Time for a fresh batch of stories that we appreciated this week:

After a 10-month investigation of the New Orleans Police Department, federal authorities released a report last week that detailed what the New York Times called “a department that is severely dysfunctional on every level: one that regularly uses excessive force on civilians, frequently fails to investigate serious crimes and has a deeply inadequate, in many cases nonexistent, system of accountability.” And this does not include a series of shootings by officers in the aftermath of Hurricane Katrina, which the investigators avoided as they are the subject of federal criminal probes.

As authorities in Japan struggle to reduce the radiation coming from nuclear plants damaged by the earthquake and tsunami, a “legion of grunts” is shouldering much of the burden, the Wall Street Journal reported. Many plant workers at the Fukushima Daiichi nuclear complex have been performing manual labor that exposes them to radiation while working for their regular wages. The companies say they haven’t considered higher pay or extending extra health benefits for these workers because they are too busy dealing with the crisis, according to the article.

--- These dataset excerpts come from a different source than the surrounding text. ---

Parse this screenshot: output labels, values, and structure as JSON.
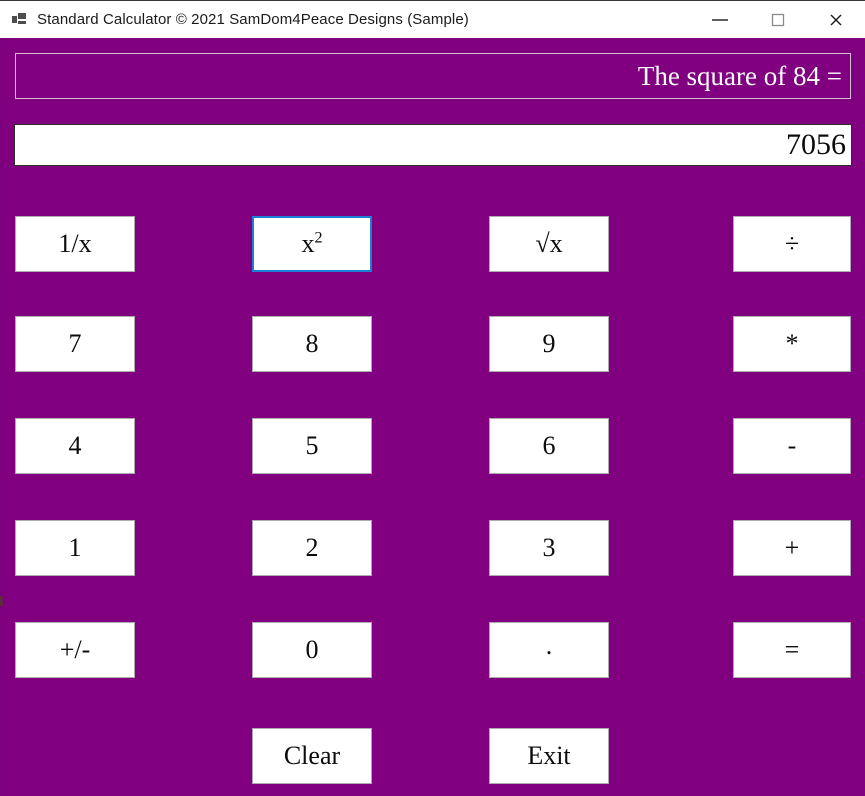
{
  "window": {
    "title": "Standard Calculator © 2021 SamDom4Peace Designs (Sample)",
    "icon": "app-window-icon",
    "controls": [
      {
        "name": "minimize",
        "glyph": "minimize-icon"
      },
      {
        "name": "maximize",
        "glyph": "maximize-icon"
      },
      {
        "name": "close",
        "glyph": "close-icon"
      }
    ]
  },
  "display": {
    "expression": "The square of 84 =",
    "result": "7056",
    "expression_placeholder": "",
    "result_placeholder": ""
  },
  "colors": {
    "background": "#800080",
    "button_face": "#ffffff",
    "button_border": "#acacac",
    "focus_ring": "#1b7fd4",
    "expression_text": "#ffffff",
    "result_text": "#0c0c0c",
    "titlebar": "#ffffff"
  },
  "keypad": {
    "buttons": [
      {
        "id": "reciprocal",
        "label": "1/x",
        "col": 1,
        "row": 1,
        "focused": false
      },
      {
        "id": "square",
        "label": "x²",
        "col": 2,
        "row": 1,
        "focused": true
      },
      {
        "id": "sqrt",
        "label": "√x",
        "col": 3,
        "row": 1,
        "focused": false
      },
      {
        "id": "divide",
        "label": "÷",
        "col": 4,
        "row": 1,
        "focused": false
      },
      {
        "id": "seven",
        "label": "7",
        "col": 1,
        "row": 2,
        "focused": false
      },
      {
        "id": "eight",
        "label": "8",
        "col": 2,
        "row": 2,
        "focused": false
      },
      {
        "id": "nine",
        "label": "9",
        "col": 3,
        "row": 2,
        "focused": false
      },
      {
        "id": "multiply",
        "label": "*",
        "col": 4,
        "row": 2,
        "focused": false
      },
      {
        "id": "four",
        "label": "4",
        "col": 1,
        "row": 3,
        "focused": false
      },
      {
        "id": "five",
        "label": "5",
        "col": 2,
        "row": 3,
        "focused": false
      },
      {
        "id": "six",
        "label": "6",
        "col": 3,
        "row": 3,
        "focused": false
      },
      {
        "id": "subtract",
        "label": "-",
        "col": 4,
        "row": 3,
        "focused": false
      },
      {
        "id": "one",
        "label": "1",
        "col": 1,
        "row": 4,
        "focused": false
      },
      {
        "id": "two",
        "label": "2",
        "col": 2,
        "row": 4,
        "focused": false
      },
      {
        "id": "three",
        "label": "3",
        "col": 3,
        "row": 4,
        "focused": false
      },
      {
        "id": "add",
        "label": "+",
        "col": 4,
        "row": 4,
        "focused": false
      },
      {
        "id": "sign",
        "label": "+/-",
        "col": 1,
        "row": 5,
        "focused": false
      },
      {
        "id": "zero",
        "label": "0",
        "col": 2,
        "row": 5,
        "focused": false
      },
      {
        "id": "decimal",
        "label": ".",
        "col": 3,
        "row": 5,
        "focused": false
      },
      {
        "id": "equals",
        "label": "=",
        "col": 4,
        "row": 5,
        "focused": false
      },
      {
        "id": "clear",
        "label": "Clear",
        "col": 2,
        "row": 6,
        "focused": false
      },
      {
        "id": "exit",
        "label": "Exit",
        "col": 3,
        "row": 6,
        "focused": false
      }
    ]
  }
}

U.S. Army Spc. Jeremy Morlock pleaded guilty Wednesday to murdering three unarmed Afghan villagers while serving as a member of the 5th Brigade (Stryker), 2nd Infantry Division, which is based in Joint Base Lewis-McChord, the Seattle Times reported. As part of his plea deal, Morlock is expected to testify against four other members of his platoon alleged to have been involved in the killings, which were then staged to look like legitimate combat fatalities. Murlock — who also admitted that he conspired to commit the murders, regularly used drugs and assaulted another soldier who threatened to expose his drug use — said he lost his moral compass, and admitted that there was a concerted plan to kill people during his unit’s tour in southern Afghanistan, which lasted from the summer of 2009 to the summer of 2010.